Gear in hand, we moved to a containment area to prepare for what was still being called a training exercise. Not long after we arrived, however, a seemingly endless convoy of ammunition trucks began pouring into the containment area, and the ruse was up. Like 1,500 children on Christmas morning, we began loading-up on bullets, mines, rockets, grenades and whatever else we could find – it was more “toys” than we had ever seen, before.
The North Carolina weather was relentless and by the time we began loading into planes, temperatures were in the low 20’s and it was freezing rain. De-icing equipment was limited, so it took a long time for the C-141 Starlifters to take to the skies and they did so, sporadically, over the next 24 hours. My flight probably consisted of about six planes, each with 120 Paratroopers onboard.
Most were too exhausted, at this point, to be scared. We had been up for over 24 hours and the drone of the jet engines lulled everyone to sleep, quickly. Our target was the Torrijos International Airport, in Panama City. We were to secure the airport so that follow-on troops could land there, and also to keep Panamanian officials from escaping.

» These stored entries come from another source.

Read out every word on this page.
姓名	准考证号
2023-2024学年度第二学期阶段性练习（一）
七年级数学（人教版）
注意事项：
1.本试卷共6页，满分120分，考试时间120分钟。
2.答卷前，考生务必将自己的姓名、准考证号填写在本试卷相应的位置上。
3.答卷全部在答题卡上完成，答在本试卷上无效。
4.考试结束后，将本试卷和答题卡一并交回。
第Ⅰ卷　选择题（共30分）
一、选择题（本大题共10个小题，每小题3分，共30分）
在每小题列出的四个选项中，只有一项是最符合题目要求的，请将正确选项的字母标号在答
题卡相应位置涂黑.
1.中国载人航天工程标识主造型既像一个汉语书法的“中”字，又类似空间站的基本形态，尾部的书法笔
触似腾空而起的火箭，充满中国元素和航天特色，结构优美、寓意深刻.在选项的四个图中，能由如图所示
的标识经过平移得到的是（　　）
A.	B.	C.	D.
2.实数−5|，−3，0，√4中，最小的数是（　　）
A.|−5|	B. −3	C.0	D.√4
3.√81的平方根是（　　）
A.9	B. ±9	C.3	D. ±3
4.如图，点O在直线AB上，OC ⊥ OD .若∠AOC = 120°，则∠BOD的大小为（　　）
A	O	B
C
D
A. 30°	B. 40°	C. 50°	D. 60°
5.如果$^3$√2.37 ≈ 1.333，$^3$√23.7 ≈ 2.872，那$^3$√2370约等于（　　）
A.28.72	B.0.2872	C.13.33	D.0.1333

It was a shock, when the doors opened over Panama and the hot air began filling the interior of the jet. I guess it was probably around 2:00 or 3:00 AM, on the morning of December 20th, as we folded-up the troop seats and connected our static lines to the long cables that ran down the center of the plane. We would be dropped at 500 feet – some 300 feet lower than our regular training jumps.
As I exited the plane, there was an overwhelming sense of quiet and calmness, which I thought strange at the time. My parachute opened and I lowered my rucksack quickly, because the ground was coming up fast. I prepared to land by putting my body in a position to roll into the direction that I was drifting – and commended to fall through 20-feet of elephant grass and land on my back. The heat and humidity was oppressive, and it took me about 30 minutes to work my way out of the elephant grass, back onto the runway.
The taking of the airport was rather anti-climatic, but the chaos of war would ensue over the next few days, as we engaged Panamanian forces around the city. There is no glory in war, but the bonds that develop among those that risk their lives are as strong as family, and I’m proud that I still maintain contact with many of these great men, to this day.